New approach to Old English

July 7, 2000

Old English is considered old hat in some universities. But the internet is helping to keep it alive. Tony Tysome reports

Oxford University caused a stir in English literature departments up and down the country earlier this year when it decided to dump compulsory Old English.

The subject, which was apparently too difficult and unpopular to continue forcing Oxford undergraduates to study, was defended with Beowulf-like determination by academics who felt it was Oxford's teaching method, rather than Old English itself, which was the problem.

Even the subject's champions admit learning the language can prove daunting, very time-consuming, and therefore potentially off-putting, for many students.

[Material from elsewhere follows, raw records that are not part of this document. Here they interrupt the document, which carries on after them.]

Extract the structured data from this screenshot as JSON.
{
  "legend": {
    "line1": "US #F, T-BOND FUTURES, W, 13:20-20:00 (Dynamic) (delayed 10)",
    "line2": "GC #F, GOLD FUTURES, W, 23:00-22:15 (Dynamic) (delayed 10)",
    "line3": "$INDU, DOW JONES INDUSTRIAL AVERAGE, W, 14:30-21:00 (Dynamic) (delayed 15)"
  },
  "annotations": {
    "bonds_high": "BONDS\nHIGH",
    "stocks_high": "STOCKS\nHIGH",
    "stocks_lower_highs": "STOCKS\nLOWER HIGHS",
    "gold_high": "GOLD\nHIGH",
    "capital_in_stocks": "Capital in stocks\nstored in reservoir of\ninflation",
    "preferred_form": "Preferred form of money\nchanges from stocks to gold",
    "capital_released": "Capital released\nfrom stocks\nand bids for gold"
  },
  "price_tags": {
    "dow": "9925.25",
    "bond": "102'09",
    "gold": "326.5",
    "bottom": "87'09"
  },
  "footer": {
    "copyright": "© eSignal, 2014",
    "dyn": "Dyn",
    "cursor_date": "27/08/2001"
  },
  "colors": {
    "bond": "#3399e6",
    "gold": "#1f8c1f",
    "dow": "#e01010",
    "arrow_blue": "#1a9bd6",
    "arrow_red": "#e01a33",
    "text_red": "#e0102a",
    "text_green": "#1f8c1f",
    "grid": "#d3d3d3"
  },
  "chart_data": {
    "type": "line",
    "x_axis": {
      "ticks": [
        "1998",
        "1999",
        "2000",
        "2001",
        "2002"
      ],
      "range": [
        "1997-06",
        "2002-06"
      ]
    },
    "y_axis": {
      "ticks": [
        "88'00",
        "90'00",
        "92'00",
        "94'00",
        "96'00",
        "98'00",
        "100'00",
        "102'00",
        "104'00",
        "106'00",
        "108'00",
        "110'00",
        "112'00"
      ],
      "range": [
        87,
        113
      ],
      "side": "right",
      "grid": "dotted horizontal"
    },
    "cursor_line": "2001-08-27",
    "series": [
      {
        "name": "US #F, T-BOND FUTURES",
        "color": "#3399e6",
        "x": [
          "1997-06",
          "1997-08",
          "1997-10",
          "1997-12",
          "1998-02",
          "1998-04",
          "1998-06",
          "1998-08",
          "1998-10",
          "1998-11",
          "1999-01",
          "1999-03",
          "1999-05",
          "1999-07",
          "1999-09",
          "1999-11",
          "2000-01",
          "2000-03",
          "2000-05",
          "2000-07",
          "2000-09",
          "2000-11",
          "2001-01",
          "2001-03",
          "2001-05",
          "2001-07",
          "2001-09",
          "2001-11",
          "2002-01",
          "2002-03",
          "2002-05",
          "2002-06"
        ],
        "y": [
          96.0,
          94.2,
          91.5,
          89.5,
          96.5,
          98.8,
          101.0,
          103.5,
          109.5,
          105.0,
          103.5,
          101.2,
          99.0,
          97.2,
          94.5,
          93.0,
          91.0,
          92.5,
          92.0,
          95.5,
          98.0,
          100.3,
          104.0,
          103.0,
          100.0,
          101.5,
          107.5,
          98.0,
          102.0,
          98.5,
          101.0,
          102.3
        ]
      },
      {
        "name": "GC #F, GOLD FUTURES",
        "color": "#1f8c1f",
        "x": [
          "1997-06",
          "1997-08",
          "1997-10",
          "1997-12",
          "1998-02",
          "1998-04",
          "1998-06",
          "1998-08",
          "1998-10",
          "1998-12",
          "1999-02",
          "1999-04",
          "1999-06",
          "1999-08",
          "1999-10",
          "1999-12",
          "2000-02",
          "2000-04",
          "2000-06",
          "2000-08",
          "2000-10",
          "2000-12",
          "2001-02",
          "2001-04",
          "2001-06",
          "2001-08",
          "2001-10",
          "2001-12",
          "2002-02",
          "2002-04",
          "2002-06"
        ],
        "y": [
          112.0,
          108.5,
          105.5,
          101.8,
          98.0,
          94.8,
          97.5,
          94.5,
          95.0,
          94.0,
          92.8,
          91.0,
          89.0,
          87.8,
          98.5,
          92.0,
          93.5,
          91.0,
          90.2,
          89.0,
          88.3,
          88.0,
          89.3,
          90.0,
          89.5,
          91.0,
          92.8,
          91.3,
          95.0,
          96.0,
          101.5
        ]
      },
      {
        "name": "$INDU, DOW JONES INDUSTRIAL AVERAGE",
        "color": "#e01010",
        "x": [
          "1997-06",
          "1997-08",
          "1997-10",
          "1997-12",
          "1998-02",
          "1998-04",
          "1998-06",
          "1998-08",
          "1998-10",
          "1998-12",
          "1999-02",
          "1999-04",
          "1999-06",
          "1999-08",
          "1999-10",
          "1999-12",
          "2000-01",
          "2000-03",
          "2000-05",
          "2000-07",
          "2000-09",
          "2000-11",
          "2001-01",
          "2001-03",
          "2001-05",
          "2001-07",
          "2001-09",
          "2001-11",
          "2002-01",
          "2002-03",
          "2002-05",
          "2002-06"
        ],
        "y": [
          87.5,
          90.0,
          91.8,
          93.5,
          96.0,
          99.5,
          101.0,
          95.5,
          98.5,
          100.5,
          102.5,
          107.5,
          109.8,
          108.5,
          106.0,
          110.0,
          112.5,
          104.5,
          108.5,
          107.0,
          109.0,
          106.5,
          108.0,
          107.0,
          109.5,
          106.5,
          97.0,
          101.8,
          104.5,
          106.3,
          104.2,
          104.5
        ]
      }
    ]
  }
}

Julie Coleman, English language lecturer at Leicester University, explained: "In a normal literature seminar, the entire session is devoted to discussion of the content and context of a text. But in Old English seminars, we have to cover the basic grammar, history and theology before we can even move on to problems with translation and comprehension.

"Discussions of the text as literature then tend to be lost. For example, where significant proportions of students are hazy about details of the crucifixion, the finer points of The Dream of the Rood are unlikely to make much of an impression. When reading the Life of Saint Edmund takes several weeks of gruelling translation, his eventual martyrdom may come as a blessed relief for all concerned. Even a text as action-packed as the early sections of Beowulf can lose its momentum in attempts to understand just who is ripping off whose arm!" To help overcome this problem and stimulate thought and discussion on issues raised by the ancient text, Dr Coleman and her colleagues decided to use the most modern of communication systems. They created a web-based "bulletin board" where students could participate in a virtual seminar whenever they wished throughout a semester.

Contributions to the discussions - set at a minumum 2,000 words per student over the period the bulletin board was open - replaced a non-assessed essay for the course. Dr Coleman says the experiment brought exciting results. Students were engaging in heated arguments about their interpretations of Old English texts; by the end of one semester there were more than 500 messages on the board; during term-time, ten to 12 students were logging on each day to read what other people had said and to make their own contributions; and students who were quiet in traditional seminars demonstrated and shared "astonishing" insights.

Dr Coleman said: "The intention was to say to the students: this is your non-assessed work - whatever feedback you get from it will come from each other. It's your chance to talk without us interfering."

Any tutor intervention in the forum tended to cause discussions to dry up, so lecturers used pseudonyms when they wanted to join in to correct misinformed arguments and help give direction to debate.

"This meant I could be controversial without students accepting my contributions as authoritative - although I could still be authoritative when I wanted," Dr Coleman said.

The bulletin board turned out to be a powerful teaching and learning tool for a number of reasons. The discussions helped students to engage with the texts critically. Since they were wordprocessing, they had to compose their thoughts.

But the "virtual" nature of the exercise encouraged them to express controversial opinions. They could disagree with one another and admit difficulties without losing face.

"In a traditional seminar, students may be reluctant to say they haven't a clue what is going on - but they were prepared to admit that on the bulletin board," Dr Coleman said.

Since the discussions did not have to take place in "real time", students could contribute when they were ready to do so, after reflection, rather than having to be on the ball during a seminar.

Dr Coleman said: "What is clear is that students modified their own opinions in the light of other students' messages. They also disagreed with their own previous postings after reflecting on what they had learned from lectures, seminars and reading. In other words, they were actively learning from their timetabled sessions and library work, instead of passively absorbing information."

One student, Manju Rani, said: "I felt it was giving me a better understanding of Old English: it was challenging in different ways. It meant you could be spontaneous or you could take some time to think.

"I felt more confident because I had heard other people's points of view and I could have an open mind rather than answering in a conservative way."

Ross Bird, another student, said: "I found it got me thinking more. Just through the normal day, you might read something on the board and you do not reply straight away, or maybe just write a hundred words. You go away and maybe you hear something in a seminar or lecture which sparks off a few other ideas. Then you can go back and alter your arguments and add to them. It's not the same as either an essay or seminar."

The fact that the board was web-based apparently caused few problems for students, who said they tended to juggle their work and other commitments if necessary to ensure they had access to a computer terminal by avoiding busy times.

However, the approach did increase workloads significantly for both students and staff, leading to some adjustments for next year.

Dr Coleman said: "At first, I found I was reading every message posted - and there were hundreds of them. We thought of getting them to print out their contributions and hand them in, but they didn't make sense out of context.

"The students also felt they had an awful lot to read. So for next year I am going to break them down into smaller discussion groups so that it's easier to handle."